JUGEMENT : Réputée contradictoire, rendu en premier ressort par mise à disposition au greffe et signé par Emmanuel BRANLY, Président et Madame Aude ALLAIN, Greffière.
EXPOSÉ DU LITIGE :
Selon acte sous seing privé, signé électroniquement le 1er novembre 2020, Monsieur [J] [W] et Madame [L] [D] ont solidairement souscrit auprès de la BANQUE POPULAIRE DU NORD, un prêt immobilier de 185.336 euros devant être remboursé en 240 mensualités de 1.009,23 euros au taux de 1,45% à compter du 15 janvier 2021.
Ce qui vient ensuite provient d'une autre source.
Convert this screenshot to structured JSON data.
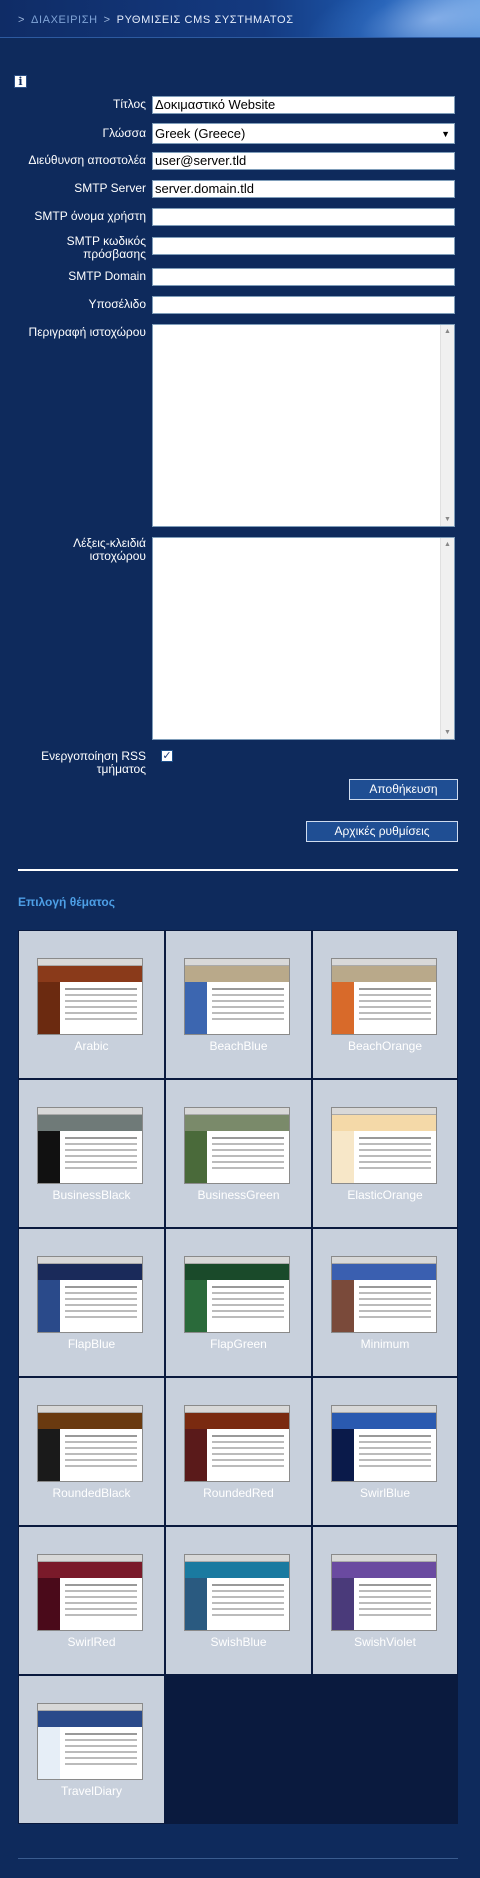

Ce prêt a été garanti par la caution solidaire de PARNASSE GARANTIES, société du groupe CASDEN.
La BANQUE POPULAIRE DU NORD a adressé vainement à Monsieur [J] [W] et Madame [L] [D] une mise en demeure en date du 21 mars 2023, les invitant à régulariser les échéances impayées de manière à éviter la déchéance du terme entraînant l’exigibilité immédiate de toutes les sommes dues ainsi que l’exclusion des garanties de l’assurance du prêt.
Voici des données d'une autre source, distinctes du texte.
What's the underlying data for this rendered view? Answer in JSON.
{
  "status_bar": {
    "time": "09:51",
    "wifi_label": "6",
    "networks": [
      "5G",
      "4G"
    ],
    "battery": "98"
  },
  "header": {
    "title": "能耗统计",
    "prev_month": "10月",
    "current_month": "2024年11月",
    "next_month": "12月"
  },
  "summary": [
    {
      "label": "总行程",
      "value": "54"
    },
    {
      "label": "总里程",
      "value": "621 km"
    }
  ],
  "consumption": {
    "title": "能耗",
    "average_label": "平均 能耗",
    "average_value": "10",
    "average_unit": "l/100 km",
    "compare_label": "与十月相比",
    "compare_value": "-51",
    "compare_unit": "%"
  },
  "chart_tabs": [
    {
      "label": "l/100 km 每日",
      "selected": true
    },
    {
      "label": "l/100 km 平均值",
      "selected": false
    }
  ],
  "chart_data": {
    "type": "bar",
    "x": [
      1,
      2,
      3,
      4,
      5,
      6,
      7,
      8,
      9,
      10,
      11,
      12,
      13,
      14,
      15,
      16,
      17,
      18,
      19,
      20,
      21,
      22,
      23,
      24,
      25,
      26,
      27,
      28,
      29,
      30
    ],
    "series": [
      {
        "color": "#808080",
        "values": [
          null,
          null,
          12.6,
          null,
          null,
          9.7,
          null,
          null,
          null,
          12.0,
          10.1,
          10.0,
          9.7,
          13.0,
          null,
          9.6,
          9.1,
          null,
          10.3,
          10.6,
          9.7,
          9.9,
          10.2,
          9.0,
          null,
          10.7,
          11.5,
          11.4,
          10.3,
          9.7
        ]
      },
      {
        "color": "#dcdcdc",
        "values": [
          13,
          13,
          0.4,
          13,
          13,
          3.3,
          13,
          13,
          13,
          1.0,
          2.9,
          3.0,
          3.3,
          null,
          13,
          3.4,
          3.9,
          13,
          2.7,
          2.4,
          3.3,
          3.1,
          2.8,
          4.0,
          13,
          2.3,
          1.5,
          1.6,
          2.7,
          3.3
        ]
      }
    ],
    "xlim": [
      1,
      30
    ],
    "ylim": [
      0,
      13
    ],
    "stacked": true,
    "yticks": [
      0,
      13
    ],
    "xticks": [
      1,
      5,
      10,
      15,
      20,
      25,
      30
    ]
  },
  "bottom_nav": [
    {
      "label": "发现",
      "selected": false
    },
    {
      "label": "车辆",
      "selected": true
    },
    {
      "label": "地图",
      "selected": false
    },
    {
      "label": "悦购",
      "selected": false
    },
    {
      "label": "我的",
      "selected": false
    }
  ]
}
La BANQUE POPULAIRE DU NORD a prononcé la déchéance du terme du prêt, notifiée aux débiteurs le 19 mai 2023.
Dans les suites de cette déchéance du terme, la BANQUE POPULAIRE DU NORD a demandé à la SA PARNASSE GARANTIES de payer en sa qualité de caution solidaire la somme globale de 173.309,94 euros en principal, intérêts échus et frais.
La SA PARNASSE GARANTIES a réglé cette somme à la BANQUE POPULAIRE DU NORD qui lui a délivré une quittance subrogative le 12 juin 2023.
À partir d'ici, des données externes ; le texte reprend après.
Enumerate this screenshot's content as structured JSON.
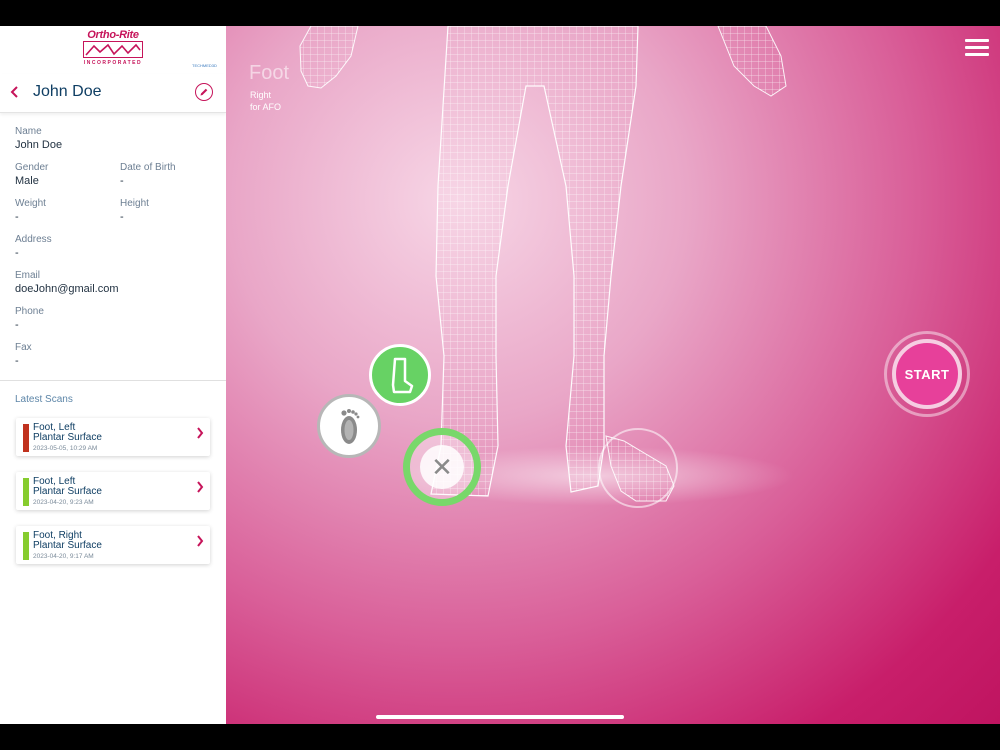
{
  "brand": {
    "name": "Ortho-Rite",
    "incorporated": "INCORPORATED",
    "tech_tag": "TECHMED3D"
  },
  "patient": {
    "header_name": "John Doe",
    "fields": {
      "name_label": "Name",
      "name_value": "John Doe",
      "gender_label": "Gender",
      "gender_value": "Male",
      "dob_label": "Date of Birth",
      "dob_value": "-",
      "weight_label": "Weight",
      "weight_value": "-",
      "height_label": "Height",
      "height_value": "-",
      "address_label": "Address",
      "address_value": "-",
      "email_label": "Email",
      "email_value": "doeJohn@gmail.com",
      "phone_label": "Phone",
      "phone_value": "-",
      "fax_label": "Fax",
      "fax_value": "-"
    }
  },
  "latest_scans": {
    "title": "Latest Scans",
    "items": [
      {
        "title": "Foot, Left",
        "surface": "Plantar Surface",
        "date": "2023-05-05, 10:29 AM",
        "color": "#c0321e"
      },
      {
        "title": "Foot, Left",
        "surface": "Plantar Surface",
        "date": "2023-04-20, 9:23 AM",
        "color": "#86cc2e"
      },
      {
        "title": "Foot, Right",
        "surface": "Plantar Surface",
        "date": "2023-04-20, 9:17 AM",
        "color": "#86cc2e"
      }
    ]
  },
  "main": {
    "mode_title": "Foot",
    "mode_side": "Right",
    "mode_purpose": "for AFO",
    "start_label": "START",
    "close_glyph": "✕"
  },
  "colors": {
    "accent": "#c6145a",
    "scan_green": "#86cc2e",
    "scan_red": "#c0321e",
    "button_green": "#67d264"
  },
  "icons": {
    "back": "chevron-left-icon",
    "edit": "pencil-icon",
    "menu": "hamburger-menu-icon",
    "afo": "sock-icon",
    "plantar": "footprint-icon",
    "close": "close-icon"
  }
}
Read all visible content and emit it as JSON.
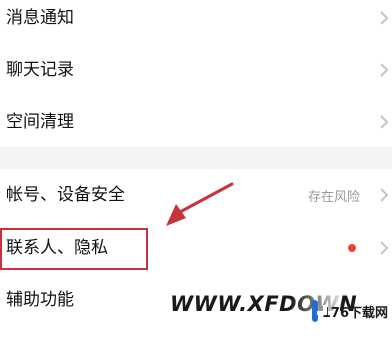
{
  "settings": {
    "items": [
      {
        "label": "消息通知"
      },
      {
        "label": "聊天记录"
      },
      {
        "label": "空间清理"
      },
      {
        "label": "帐号、设备安全",
        "status": "存在风险"
      },
      {
        "label": "联系人、隐私",
        "has_red_dot": true
      },
      {
        "label": "辅助功能"
      }
    ]
  },
  "watermark": {
    "text": "WWW.XFDOWN",
    "logo_text": "176下载网"
  },
  "colors": {
    "highlight_box": "#c8323c",
    "arrow": "#c8323c",
    "red_dot": "#e8432c",
    "logo_blue": "#1f6fd1"
  }
}
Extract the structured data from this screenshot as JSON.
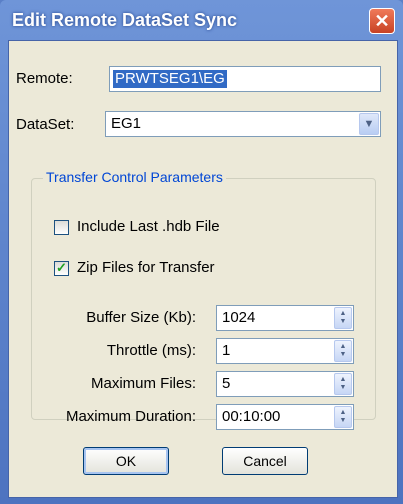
{
  "window": {
    "title": "Edit Remote DataSet Sync",
    "close_glyph": "✕"
  },
  "remote": {
    "label": "Remote:",
    "value": "PRWTSEG1\\EG"
  },
  "dataset": {
    "label": "DataSet:",
    "value": "EG1"
  },
  "group": {
    "title": "Transfer Control Parameters",
    "include_last_hdb": {
      "label": "Include Last .hdb File",
      "checked": false
    },
    "zip_files": {
      "label": "Zip Files for Transfer",
      "checked": true
    },
    "fields": [
      {
        "label": "Buffer Size (Kb):",
        "value": "1024"
      },
      {
        "label": "Throttle  (ms):",
        "value": "1"
      },
      {
        "label": "Maximum Files:",
        "value": "5"
      },
      {
        "label": "Maximum Duration:",
        "value": "00:10:00"
      }
    ]
  },
  "buttons": {
    "ok": "OK",
    "cancel": "Cancel"
  },
  "icons": {
    "dropdown": "chevron-down-icon",
    "spin_up": "▲",
    "spin_down": "▼",
    "check": "✓"
  },
  "colors": {
    "title_bar": "#5a7fc7",
    "client_bg": "#ece9d8",
    "group_title": "#0046d5",
    "selection": "#316ac5",
    "close": "#d65232"
  }
}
La SA PARNASSE GARANTIES est intervenue le 09 juin 2023 auprès de Monsieur [J] [W] et Madame [L] [D], en sollicitant le remboursement des sommes qu’elle a acquittées, et les invitant à se rapprocher de ses services pour parvenir à un règlement amiable avant mise en recouvrement forcé.
Madame [L] [D] a initié une procédure de divorce contre Monsieur [J] [W] et a déposé un dossier de surendettement, lequel a été déclaré recevable le 27 mars 2024.
Le dossier de surendettement est toujours en cours d’instruction.
*****
Par acte introductif d’instance en date du 06 octobre 2023, la SA PARNASSE GARANTIES a fait assigner Monsieur [J] [W] et Madame [L] [D] devant le Tribunal Judiciaire de Dunkerque aux fins de le voir condamner au paiement du crédit immobilier.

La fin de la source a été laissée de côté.